Llevamos más de tres décadas de renuncia progresiva de los Estados a decidir sobre la finalidad y los objetivos de sus economías. Se ha impuesto un globalismo económico, acompañado de la pertinente desregulación, que ha supuesto la libertad casi absoluta en la circulación de mercancías y de capitales y no en cambio de las libertades, los derechos sociales o el trabajo digno, mientras las grandes corporaciones empresariales se han convertido con entes desmesurados, cosmopolitas y fuera de control; mientras las estructuras políticas son nacionales y la movilidad de las personas se encuentra francamente acotada. No hay vallas de la vergüenza como las de Melilla para los mercaderes y para la riqueza. Esta dinámica que, según decían sus propagandistas, tenían que aumentar el nivel de riqueza y de bienestar de todos, lo que han hecho es progresar la pobreza y los niveles de desigualdad tanto con respecto a los diversos mundos posibles que coexisten en el planeta, como dentro de nuestros propios países, donde los niveles y cantidad de exclusión social resulta ya insoportable.

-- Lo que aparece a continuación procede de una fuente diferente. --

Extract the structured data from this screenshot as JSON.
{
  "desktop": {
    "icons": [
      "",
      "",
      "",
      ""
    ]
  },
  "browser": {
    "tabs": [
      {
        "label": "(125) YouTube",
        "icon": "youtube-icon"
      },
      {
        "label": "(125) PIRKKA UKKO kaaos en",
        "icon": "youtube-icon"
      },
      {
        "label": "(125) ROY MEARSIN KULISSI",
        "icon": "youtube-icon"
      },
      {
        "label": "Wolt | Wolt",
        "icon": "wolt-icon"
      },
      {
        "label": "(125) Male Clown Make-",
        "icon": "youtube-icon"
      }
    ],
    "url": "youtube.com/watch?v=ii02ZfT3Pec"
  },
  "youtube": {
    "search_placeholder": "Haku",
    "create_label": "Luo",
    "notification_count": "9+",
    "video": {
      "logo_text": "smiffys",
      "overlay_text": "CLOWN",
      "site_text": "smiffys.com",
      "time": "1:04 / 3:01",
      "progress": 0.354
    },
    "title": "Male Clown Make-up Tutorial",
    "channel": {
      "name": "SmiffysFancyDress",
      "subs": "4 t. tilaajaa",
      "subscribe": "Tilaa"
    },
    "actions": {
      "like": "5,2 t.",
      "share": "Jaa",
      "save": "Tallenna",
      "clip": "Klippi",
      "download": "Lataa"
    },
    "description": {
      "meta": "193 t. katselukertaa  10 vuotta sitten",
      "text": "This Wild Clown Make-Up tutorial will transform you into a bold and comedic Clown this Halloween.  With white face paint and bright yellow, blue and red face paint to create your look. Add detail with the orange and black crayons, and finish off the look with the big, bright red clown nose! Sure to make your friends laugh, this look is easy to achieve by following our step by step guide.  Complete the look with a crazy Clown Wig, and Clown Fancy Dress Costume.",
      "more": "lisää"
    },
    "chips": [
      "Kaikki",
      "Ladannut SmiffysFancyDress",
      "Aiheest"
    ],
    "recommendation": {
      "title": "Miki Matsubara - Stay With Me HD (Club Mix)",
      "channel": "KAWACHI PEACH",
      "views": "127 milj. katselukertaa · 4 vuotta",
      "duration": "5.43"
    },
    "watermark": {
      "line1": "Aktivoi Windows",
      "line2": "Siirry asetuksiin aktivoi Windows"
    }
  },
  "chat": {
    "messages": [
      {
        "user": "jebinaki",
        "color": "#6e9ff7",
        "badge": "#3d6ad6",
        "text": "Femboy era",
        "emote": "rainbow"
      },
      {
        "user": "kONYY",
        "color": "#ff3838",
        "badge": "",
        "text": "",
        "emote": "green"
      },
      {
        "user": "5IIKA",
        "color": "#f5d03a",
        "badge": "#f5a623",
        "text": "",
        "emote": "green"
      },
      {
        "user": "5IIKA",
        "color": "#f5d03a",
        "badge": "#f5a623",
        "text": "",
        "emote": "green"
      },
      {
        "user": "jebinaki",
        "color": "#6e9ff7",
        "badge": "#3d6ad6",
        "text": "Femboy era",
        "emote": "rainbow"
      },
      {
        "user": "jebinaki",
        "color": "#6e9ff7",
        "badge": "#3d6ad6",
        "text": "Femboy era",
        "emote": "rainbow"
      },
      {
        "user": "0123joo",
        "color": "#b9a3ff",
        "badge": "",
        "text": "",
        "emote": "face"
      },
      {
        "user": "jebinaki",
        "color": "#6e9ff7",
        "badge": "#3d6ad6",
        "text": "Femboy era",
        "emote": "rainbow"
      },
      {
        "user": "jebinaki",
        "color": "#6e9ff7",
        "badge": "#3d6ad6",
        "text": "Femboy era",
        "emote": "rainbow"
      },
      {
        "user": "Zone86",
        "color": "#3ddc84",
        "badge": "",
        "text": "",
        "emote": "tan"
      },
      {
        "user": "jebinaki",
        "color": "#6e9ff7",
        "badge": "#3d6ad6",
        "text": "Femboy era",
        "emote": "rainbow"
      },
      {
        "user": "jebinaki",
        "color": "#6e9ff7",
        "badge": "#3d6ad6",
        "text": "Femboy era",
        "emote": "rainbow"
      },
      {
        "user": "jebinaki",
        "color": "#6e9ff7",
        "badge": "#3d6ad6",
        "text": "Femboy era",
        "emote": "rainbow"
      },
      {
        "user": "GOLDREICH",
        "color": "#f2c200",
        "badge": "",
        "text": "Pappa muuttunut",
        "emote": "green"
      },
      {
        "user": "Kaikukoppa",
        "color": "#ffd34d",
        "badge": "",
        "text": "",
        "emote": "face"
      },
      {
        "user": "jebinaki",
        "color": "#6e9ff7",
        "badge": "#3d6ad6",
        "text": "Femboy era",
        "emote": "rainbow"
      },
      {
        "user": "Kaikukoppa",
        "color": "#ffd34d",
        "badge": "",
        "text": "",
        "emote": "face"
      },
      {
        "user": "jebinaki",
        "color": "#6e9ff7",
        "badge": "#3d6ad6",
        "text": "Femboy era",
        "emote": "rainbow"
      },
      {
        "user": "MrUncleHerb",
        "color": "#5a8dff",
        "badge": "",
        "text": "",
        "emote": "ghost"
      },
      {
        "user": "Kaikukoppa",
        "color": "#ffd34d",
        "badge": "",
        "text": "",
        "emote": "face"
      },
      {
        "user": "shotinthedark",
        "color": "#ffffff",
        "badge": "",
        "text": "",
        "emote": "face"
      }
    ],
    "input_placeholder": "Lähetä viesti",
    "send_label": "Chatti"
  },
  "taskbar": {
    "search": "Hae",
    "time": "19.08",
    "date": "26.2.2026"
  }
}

Desde hace más de un año, se está preparando de manera reservada y secreta un nuevo tratado de libre comercio entre Europa y Estados Unidos, conocido por sus siglas inglesas como TTPI, que si se acaba aplicando significará el golpe definitivo al papel de las instituciones políticas democráticas en relación a nuestras vidas y quedar absolutamente a merced de los intereses económicos de las grandes corporaciones. En resumen, conllevará una desregulación absoluta de las economías; la renuncia de los estados a legislar ya establecer cualquier tipo de norma o restricción sobre temas financieros, económicos y comerciales; establecer la primacía de las corporaciones sobre los estados y la posibilidad de que denuncien a estos si creen que toman medidas que los perjudican y eliminar cualquier considerando social y medioambiental en relación a las condiciones de producción. Preocupa el secretismo con que el tema se lleva y, una vez más, los temas realmente importantes se sustraigan del debate y la decisión democrática de los ciudadanos. Igualmente inquietante, que gran parte de la izquierda europea ni se ha pronunciado, ni parece tener información ni opinión sobre el tema. Cerca de nosostros, resulta paradójico que aquellos que hacen bandera del soberanismo, no se les ocurre decir nada sobre lo que puede suponer una pérdida total y absoluta de soberanía por parte de los ciudadanos como de sus representantes.